The Coq mailing list

[Kirill Taran <kirill.t256 AT gmail.com>]

Actually, I just didn't notice this issue with universes difference.
Suppose, that I can prove termination in Set.

> (Jason) If you can refine your termination lemma to live in Set rather than Prop, you should be fine
> (Eddy) then you could use this function to generate the n argument to f
It is clear, seems that I didn't succeed earlier because just couldn't destruct "exists"
(I tried to defined "good" fixpoint with tactics and Coq gave me error about "exists":
"Case analysis on sort Set is not allowed for inductive definition ex").

Also, I am not sure that { n | exists y, f x n = Some y } is ok for me,
because I need to extract y, but it is inside Prop again.
And I can't construct { n | { y | f x n = Some y } },
because second argument must be in Prop.

Sincerely,
Kirill Taran

On Fri, Apr 25, 2014 at 8:03 PM, Eddy Westbrook <westbrook AT kestrel.edu> wrote:

Kirill,

Expanding on Adam’s response, if you could prove termination as something like this:

Lemma termination : forall x, { n | exists y, f x n = Some y }

then you could use this function to generate the n argument to f. This is because the { n | … } construct is in Set, while exists n, … is in Prop.

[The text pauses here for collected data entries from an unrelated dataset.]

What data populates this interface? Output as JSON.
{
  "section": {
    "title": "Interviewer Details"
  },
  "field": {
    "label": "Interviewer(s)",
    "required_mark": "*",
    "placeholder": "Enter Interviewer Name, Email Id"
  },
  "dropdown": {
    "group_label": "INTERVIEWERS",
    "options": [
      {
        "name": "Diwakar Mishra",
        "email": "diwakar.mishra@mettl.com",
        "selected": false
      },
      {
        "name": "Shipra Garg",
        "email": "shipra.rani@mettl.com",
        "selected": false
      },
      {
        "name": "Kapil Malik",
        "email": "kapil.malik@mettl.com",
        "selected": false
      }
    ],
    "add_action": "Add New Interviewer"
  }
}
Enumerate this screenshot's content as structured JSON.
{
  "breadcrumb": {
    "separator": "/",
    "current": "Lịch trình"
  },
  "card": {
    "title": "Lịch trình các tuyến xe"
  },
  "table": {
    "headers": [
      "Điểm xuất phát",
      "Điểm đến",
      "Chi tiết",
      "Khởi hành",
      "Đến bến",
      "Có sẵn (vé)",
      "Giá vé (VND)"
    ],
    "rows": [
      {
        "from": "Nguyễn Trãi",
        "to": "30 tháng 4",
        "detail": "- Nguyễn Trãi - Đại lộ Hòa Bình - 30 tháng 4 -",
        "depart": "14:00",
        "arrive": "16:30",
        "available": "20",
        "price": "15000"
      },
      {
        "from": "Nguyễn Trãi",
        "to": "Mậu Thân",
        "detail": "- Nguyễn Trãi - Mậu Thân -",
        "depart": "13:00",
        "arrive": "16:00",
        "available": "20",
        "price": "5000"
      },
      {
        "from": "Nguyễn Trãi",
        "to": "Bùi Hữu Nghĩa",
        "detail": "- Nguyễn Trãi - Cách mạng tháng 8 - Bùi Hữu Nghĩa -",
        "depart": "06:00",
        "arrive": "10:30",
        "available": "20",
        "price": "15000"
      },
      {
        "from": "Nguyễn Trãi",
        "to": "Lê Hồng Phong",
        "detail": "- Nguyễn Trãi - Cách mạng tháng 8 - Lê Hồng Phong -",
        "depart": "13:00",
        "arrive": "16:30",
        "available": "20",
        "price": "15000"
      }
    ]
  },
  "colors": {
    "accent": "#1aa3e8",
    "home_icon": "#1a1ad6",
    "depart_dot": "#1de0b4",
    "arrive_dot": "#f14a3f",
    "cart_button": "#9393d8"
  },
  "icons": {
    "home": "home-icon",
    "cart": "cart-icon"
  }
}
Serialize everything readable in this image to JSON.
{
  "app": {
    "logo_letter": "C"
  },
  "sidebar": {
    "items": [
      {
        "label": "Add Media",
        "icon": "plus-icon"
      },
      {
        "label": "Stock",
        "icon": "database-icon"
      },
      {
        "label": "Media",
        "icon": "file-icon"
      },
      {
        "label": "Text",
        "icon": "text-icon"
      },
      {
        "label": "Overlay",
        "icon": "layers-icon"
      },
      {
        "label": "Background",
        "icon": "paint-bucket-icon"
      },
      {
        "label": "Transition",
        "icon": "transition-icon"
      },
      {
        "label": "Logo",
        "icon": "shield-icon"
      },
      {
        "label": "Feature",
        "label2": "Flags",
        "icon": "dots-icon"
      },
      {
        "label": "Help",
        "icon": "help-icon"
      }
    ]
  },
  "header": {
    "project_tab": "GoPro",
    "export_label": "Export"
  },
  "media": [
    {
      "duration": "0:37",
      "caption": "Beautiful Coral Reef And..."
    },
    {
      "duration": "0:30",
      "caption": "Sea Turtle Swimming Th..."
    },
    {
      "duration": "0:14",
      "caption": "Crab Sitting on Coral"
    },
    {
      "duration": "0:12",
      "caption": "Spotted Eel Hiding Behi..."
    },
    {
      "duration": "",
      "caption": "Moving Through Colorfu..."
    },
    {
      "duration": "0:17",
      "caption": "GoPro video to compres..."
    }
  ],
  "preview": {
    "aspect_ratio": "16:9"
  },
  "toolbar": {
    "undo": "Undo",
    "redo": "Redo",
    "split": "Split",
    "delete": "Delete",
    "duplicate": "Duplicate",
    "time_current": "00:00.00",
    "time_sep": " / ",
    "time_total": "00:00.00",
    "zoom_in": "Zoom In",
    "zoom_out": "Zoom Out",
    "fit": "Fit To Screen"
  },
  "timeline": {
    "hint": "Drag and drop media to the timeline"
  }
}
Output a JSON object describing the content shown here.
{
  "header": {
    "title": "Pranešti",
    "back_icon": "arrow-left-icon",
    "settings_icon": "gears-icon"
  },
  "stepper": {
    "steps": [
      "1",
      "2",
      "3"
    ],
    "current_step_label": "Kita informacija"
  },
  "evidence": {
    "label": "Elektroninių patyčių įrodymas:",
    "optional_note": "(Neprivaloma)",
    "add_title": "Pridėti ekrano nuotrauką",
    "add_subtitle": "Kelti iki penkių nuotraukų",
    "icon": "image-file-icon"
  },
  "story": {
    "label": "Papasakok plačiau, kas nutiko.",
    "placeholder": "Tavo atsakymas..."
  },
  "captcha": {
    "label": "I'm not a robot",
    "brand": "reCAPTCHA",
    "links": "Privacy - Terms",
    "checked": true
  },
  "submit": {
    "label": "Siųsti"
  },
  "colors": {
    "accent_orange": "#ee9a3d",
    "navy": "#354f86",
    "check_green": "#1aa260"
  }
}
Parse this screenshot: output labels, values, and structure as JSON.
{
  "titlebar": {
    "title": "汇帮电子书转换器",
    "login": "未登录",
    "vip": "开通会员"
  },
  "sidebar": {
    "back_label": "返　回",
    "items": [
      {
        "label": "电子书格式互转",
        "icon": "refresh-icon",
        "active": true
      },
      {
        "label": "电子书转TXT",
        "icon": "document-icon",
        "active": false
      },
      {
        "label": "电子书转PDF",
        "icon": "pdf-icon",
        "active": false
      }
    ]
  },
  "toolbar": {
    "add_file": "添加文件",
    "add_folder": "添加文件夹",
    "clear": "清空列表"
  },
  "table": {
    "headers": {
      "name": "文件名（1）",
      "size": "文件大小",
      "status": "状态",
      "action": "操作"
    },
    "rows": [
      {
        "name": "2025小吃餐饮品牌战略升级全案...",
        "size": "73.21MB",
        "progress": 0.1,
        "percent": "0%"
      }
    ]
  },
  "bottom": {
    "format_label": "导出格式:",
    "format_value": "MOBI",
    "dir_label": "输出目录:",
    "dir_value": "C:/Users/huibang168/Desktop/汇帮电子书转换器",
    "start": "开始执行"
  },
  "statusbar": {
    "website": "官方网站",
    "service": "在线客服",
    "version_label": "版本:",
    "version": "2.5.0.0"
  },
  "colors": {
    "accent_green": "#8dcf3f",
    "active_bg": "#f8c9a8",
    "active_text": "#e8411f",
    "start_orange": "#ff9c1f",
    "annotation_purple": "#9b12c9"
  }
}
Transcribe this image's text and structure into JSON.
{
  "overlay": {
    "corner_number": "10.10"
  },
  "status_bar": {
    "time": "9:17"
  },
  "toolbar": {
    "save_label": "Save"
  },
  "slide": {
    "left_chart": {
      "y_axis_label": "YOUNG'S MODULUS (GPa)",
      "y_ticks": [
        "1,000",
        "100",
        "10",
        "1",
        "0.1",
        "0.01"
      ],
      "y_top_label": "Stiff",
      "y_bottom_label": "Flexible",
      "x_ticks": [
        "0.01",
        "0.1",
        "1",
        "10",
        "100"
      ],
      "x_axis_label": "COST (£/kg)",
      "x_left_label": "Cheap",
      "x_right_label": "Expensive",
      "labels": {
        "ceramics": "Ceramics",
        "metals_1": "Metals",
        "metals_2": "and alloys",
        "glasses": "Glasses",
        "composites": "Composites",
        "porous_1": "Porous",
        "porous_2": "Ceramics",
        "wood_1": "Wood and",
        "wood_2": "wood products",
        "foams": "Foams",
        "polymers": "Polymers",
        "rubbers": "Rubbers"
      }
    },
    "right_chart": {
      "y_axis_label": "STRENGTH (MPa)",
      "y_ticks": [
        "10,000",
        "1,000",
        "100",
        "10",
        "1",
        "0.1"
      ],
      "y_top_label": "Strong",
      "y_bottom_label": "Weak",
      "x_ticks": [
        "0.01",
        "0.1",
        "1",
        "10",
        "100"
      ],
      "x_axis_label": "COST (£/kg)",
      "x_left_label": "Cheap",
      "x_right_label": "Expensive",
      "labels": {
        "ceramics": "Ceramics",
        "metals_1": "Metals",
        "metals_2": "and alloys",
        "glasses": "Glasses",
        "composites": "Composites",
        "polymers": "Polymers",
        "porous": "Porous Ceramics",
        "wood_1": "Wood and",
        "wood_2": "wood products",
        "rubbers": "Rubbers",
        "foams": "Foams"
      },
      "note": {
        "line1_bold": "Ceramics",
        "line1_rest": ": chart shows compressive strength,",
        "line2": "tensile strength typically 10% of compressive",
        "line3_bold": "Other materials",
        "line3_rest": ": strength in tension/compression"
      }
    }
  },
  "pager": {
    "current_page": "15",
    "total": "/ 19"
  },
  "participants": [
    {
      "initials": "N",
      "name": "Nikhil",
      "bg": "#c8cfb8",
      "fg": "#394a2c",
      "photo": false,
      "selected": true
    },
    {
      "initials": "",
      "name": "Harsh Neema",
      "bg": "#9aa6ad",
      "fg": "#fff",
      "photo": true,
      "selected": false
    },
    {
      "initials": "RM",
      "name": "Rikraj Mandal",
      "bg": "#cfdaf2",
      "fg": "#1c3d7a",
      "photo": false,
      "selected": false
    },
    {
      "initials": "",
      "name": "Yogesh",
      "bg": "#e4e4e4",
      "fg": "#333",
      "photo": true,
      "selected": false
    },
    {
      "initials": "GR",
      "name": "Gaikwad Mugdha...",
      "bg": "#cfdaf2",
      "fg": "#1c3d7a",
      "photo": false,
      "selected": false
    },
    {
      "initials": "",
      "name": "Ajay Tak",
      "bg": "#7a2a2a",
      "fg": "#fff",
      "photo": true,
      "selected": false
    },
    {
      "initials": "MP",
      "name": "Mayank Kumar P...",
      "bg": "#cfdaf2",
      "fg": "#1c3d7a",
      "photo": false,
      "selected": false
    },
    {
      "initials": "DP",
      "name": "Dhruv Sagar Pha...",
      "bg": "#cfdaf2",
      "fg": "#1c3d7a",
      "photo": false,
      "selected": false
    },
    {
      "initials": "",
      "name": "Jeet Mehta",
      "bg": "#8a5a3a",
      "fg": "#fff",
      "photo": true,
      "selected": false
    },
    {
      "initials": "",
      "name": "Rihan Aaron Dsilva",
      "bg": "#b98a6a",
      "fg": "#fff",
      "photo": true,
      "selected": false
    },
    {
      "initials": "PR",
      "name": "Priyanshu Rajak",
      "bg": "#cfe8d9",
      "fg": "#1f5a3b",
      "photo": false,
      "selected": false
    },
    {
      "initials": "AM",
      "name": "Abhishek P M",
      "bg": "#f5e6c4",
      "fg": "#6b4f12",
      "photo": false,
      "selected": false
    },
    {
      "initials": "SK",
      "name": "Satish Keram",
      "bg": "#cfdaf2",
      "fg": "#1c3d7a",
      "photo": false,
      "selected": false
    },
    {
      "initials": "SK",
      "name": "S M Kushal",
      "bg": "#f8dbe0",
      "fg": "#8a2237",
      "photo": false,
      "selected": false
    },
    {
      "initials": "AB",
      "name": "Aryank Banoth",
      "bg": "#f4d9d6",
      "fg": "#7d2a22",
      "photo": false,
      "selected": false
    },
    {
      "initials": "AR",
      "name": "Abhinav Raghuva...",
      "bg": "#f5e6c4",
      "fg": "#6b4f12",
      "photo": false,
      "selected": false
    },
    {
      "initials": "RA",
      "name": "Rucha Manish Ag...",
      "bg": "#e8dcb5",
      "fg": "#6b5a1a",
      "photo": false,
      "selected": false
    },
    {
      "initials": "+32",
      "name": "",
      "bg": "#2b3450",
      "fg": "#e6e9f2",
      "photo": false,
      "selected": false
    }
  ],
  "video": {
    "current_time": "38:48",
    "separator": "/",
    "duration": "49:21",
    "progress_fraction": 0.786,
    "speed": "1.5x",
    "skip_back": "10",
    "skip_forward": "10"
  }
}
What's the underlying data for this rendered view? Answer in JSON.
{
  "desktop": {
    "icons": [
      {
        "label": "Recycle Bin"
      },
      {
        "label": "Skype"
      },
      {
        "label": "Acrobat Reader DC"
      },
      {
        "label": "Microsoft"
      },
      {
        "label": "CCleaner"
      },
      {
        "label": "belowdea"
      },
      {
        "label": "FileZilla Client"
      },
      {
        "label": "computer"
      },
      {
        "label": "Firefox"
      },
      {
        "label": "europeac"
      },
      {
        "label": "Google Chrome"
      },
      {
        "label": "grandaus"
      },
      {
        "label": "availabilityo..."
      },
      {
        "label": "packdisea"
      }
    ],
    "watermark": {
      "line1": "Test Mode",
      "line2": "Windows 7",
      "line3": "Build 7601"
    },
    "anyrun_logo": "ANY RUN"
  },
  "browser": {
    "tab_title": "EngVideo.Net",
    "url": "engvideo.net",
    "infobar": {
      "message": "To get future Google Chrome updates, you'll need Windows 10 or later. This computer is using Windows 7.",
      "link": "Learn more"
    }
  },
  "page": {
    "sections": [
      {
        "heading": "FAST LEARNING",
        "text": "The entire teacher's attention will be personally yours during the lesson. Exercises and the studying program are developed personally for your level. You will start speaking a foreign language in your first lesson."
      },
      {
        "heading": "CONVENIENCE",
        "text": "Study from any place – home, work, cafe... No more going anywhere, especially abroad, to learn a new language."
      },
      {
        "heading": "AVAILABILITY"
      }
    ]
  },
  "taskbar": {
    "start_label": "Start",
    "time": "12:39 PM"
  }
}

If you cannot prove termination in Set but you really need to call f with it, then there are a number of axioms you could use, such as indefinite description (in the library Coq.Logic.IndefiniteDescription), but, because these are axioms, they will get “stuck” and not ever actually produce your “fuel”.

-E

On Apr 25, 2014, at 8:51 AM, Adam Chlipala <adamc AT csail.mit.edu> wrote:

It wouldn't surprise me if one can prove that there is no such way.  The [n] argument to [f] lives in [Set], while your [termination] proof lives in [Prop], and information is not supposed to be able to flow out of proofs into regular program execution!  Clearly the [n] argument has computational significance here; it isn't just an artifact of termination proof like in Coq's well-founded recursion.

On 04/25/2014 11:49 AM, Kirill Taran wrote:

Hello,

I have a fixpoint with "fuel" argument (i.e. argument which restricts depth of recursion).
Then I have a proof that for any argument of this fixpoint there is such "fuel" value, that
the fixpoint suceeds.

Fixpoint f (x : X) (n : nat) : option Y := ...
Lemma termination : forall x, exists n y, f x n = Some y.

But then I somehow can't invent a way to compose then into "good" fixpoint:

Fixpoint f' (x : X) : Y.

Could anybody prompt me how to incorporate the proof into "good" fixpoint?

Sincerely,
Kirill Taran